Intervention de Valérie Faudon

Réunion du jeudi 6 juillet 2023 à 9h30
Office parlementaire d'évaluation des choix scientifiques et technologiques

Valérie Faudon, déléguée générale de la Société française d'énergie nucléaire (SFEN) :

. – Nous sommes très touchés de votre invitation. Nous avons nous-mêmes fêté hier les cinquante ans de la SFEN et les cent cinquante ans de la Société française de physique.

Nous avons regardé d'anciens débats présidentiels et avons constaté que la controverse « nucléaire vs renouvelable » y était déjà présente. Selon moi, la controverse se place autour de l'idée du 100 % renouvelable. Elle n'existait pas en 1981, François Mitterrand souhaitant un mix, ce qui était aussi le cas pour Ségolène Royal et Nicolas Sarkozy en 2007. La controverse actuelle apparaît dans le débat de 2012.

Selon moi, la question est d'abord politique car le nucléaire porte des halos symboliques : la bombe, la place de l'Etat, la science, la décroissance, voire le patriarcat. Beaucoup de gens y sont donc opposés.

Cette controverse s'avère compliquée car elle utilise des modèles qui valident des thèses scientifiques. C'est le cas en France, par exemple avec les scénarios de négaWatt, mais également aux États-Unis où Bernie Sanders prône un modèle 100% renouvelable en s'appuyant sur des modèles universitaires. Cette situation complique pour les citoyens la compréhension des enjeux avec peu d'informations sur la méthodologie et les données utilisées. Cependant, nous ne connaissons pas les conditions de 2050. Nous devons aussi faire preuve d'humilité car les chocs pétroliers, le gaz de schiste, la crise en Ukraine n'étaient pas prévus. Il convient donc de choisir la trajectoire la plus robuste et la plus résiliente.

De nombreux travaux existent (Ademe, négaWatt, mais aussi pro-nucléaires), mais aucun ne se base sur une hypothèse de 100 % nucléaire.

Je vais insister sur les scénarios RTE car leur méthodologie a été partagée par tous les acteurs français.
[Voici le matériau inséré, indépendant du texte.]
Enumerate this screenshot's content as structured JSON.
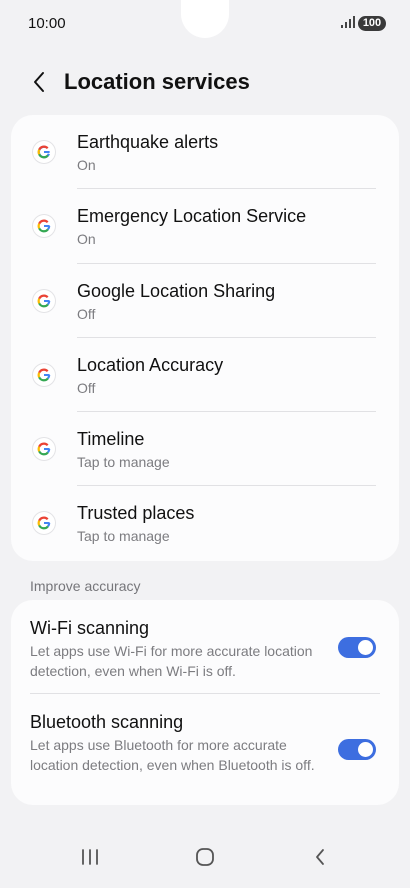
{
  "status_bar": {
    "time": "10:00",
    "battery": "100",
    "signal_icon": "signal-icon"
  },
  "header": {
    "title": "Location services",
    "back_icon": "chevron-left-icon"
  },
  "google_services": [
    {
      "title": "Earthquake alerts",
      "subtitle": "On",
      "icon": "google-icon"
    },
    {
      "title": "Emergency Location Service",
      "subtitle": "On",
      "icon": "google-icon"
    },
    {
      "title": "Google Location Sharing",
      "subtitle": "Off",
      "icon": "google-icon"
    },
    {
      "title": "Location Accuracy",
      "subtitle": "Off",
      "icon": "google-icon"
    },
    {
      "title": "Timeline",
      "subtitle": "Tap to manage",
      "icon": "google-icon"
    },
    {
      "title": "Trusted places",
      "subtitle": "Tap to manage",
      "icon": "google-icon"
    }
  ],
  "improve_accuracy": {
    "header": "Improve accuracy",
    "items": [
      {
        "title": "Wi-Fi scanning",
        "description": "Let apps use Wi-Fi for more accurate location detection, even when Wi-Fi is off.",
        "enabled": true
      },
      {
        "title": "Bluetooth scanning",
        "description": "Let apps use Bluetooth for more accurate location detection, even when Bluetooth is off.",
        "enabled": true
      }
    ]
  },
  "nav_bar": {
    "recents_icon": "recents-icon",
    "home_icon": "home-icon",
    "back_icon": "back-icon"
  },
  "colors": {
    "accent": "#3d6ee0",
    "background": "#f2f2f4",
    "card": "#fcfcfd",
    "subtext": "#7c7c80"
  }
}
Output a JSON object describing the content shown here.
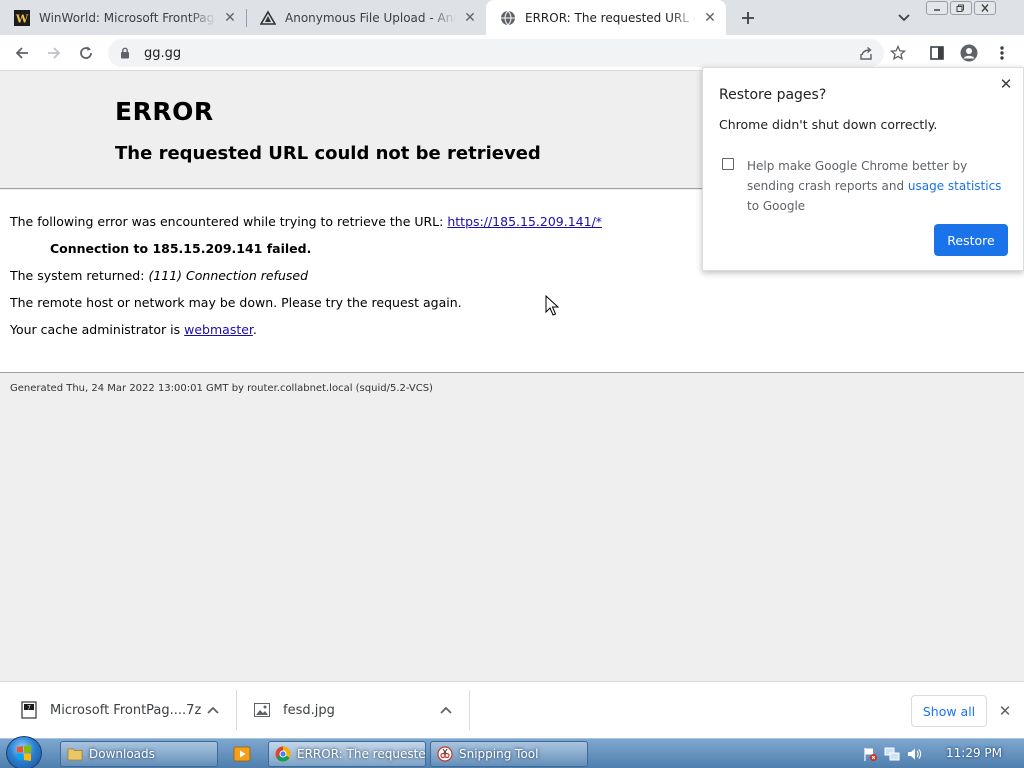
{
  "tabs": [
    {
      "title": "WinWorld: Microsoft FrontPage S",
      "favicon": "winworld-w-icon"
    },
    {
      "title": "Anonymous File Upload - AnonFi",
      "favicon": "anonfiles-icon"
    },
    {
      "title": "ERROR: The requested URL could",
      "favicon": "globe-icon",
      "active": true
    }
  ],
  "toolbar": {
    "url": "gg.gg"
  },
  "error_page": {
    "title": "ERROR",
    "subtitle": "The requested URL could not be retrieved",
    "line1_text": "The following error was encountered while trying to retrieve the URL:",
    "line1_link": "https://185.15.209.141/*",
    "line2": "Connection to 185.15.209.141 failed.",
    "line3_text": "The system returned:",
    "line3_em": "(111) Connection refused",
    "line4": "The remote host or network may be down. Please try the request again.",
    "line5_text": "Your cache administrator is",
    "line5_link": "webmaster",
    "line5_end": ".",
    "generated": "Generated Thu, 24 Mar 2022 13:00:01 GMT by router.collabnet.local (squid/5.2-VCS)"
  },
  "restore_popup": {
    "title": "Restore pages?",
    "message": "Chrome didn't shut down correctly.",
    "check_text": "Help make Google Chrome better by sending crash reports and",
    "check_link": "usage statistics",
    "check_end": "to Google",
    "restore_label": "Restore"
  },
  "downloads": {
    "items": [
      {
        "name": "Microsoft FrontPag....7z"
      },
      {
        "name": "fesd.jpg"
      }
    ],
    "show_all_label": "Show all"
  },
  "taskbar": {
    "buttons": [
      {
        "label": "Downloads"
      },
      {
        "label": "ERROR: The requeste..."
      },
      {
        "label": "Snipping Tool"
      }
    ],
    "clock": "11:29 PM"
  },
  "colors": {
    "accent": "#1a73e8",
    "link": "#1a0dab",
    "page_bg": "#efefef"
  }
}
Ils s'appuient sur trois niveaux de consommation : moyen de référence (scénario Stratégie nationale bas carbone SNBC), plus faible (sobriété) et plus fort (réindustrialisation profonde ; vertueux car relocalisation en France avec une production bas carbone).

Un nouveau scénario est en cours de réalisation chez RTE avec une perspective haussière de la consommation d'électricité très forte, mais en restant à 1 600 térawatts-heure en 2035, du fait de la demande d'hydrogène dans l'industrie et de l'arrivée des e-fuels dans l'aviation.

Je tiens à rappeler qu'une confusion a longtemps existé entre énergie et électricité. Or il nous faut baisser la consommation d'énergie, et pour cela il nous faut augmenter la consommation d'électricité.

Nous sommes donc devant des scénarios établis fin 2021 et avec trois niveaux de consommation et six trajectoires : trois sans renouvellement du parc nucléaire, trois avec un renouvellement progressif. Cette étude nous indique qu'il existe une différence de coûts, mais que ce sont des coûts de réseau Enedis-RTE et des coûts d'entretien. Ces coûts système jouent donc aujourd'hui à travers la distribution, le transport et l'équilibrage du réseau. Ce scénario de RTE présente aussi le mérite de poser la question de la robustesse du réseau.

Je vais évoquer les forces et les faiblesses du nucléaire. Concernant les faiblesses, nous devons nous interroger sur notre capacité à construire tous les EPR. Selon nous, il est important de lancer les constructions et d'atteindre ensuite un « rythme de croisière ». Il convient aussi de savoir si les réacteurs peuvent avoir une durée de vie supérieure à 60 ans pour ne pas avoir à fermer tous les réacteurs simultanément. Le financement, prévu actuellement à 4 %, pose aussi question, ainsi que la place du contribuable et du consommateur dans celui-ci.

Concernant les énergies renouvelables, les risques identifiés consistent en notre capacité de proposer un déploiement à la vitesse requise, plus élevée que celle de nos meilleurs voisins. Se pose aussi la question de la disponibilité, des flexibilités, donc du stockage.

Nous sommes convaincus de l'importance du nucléaire dans notre système au niveau français mais aussi au niveau européen pour stabiliser l'ensemble du réseau. Au niveau français, je souhaite que nous arrivions à un consensus sur cette question.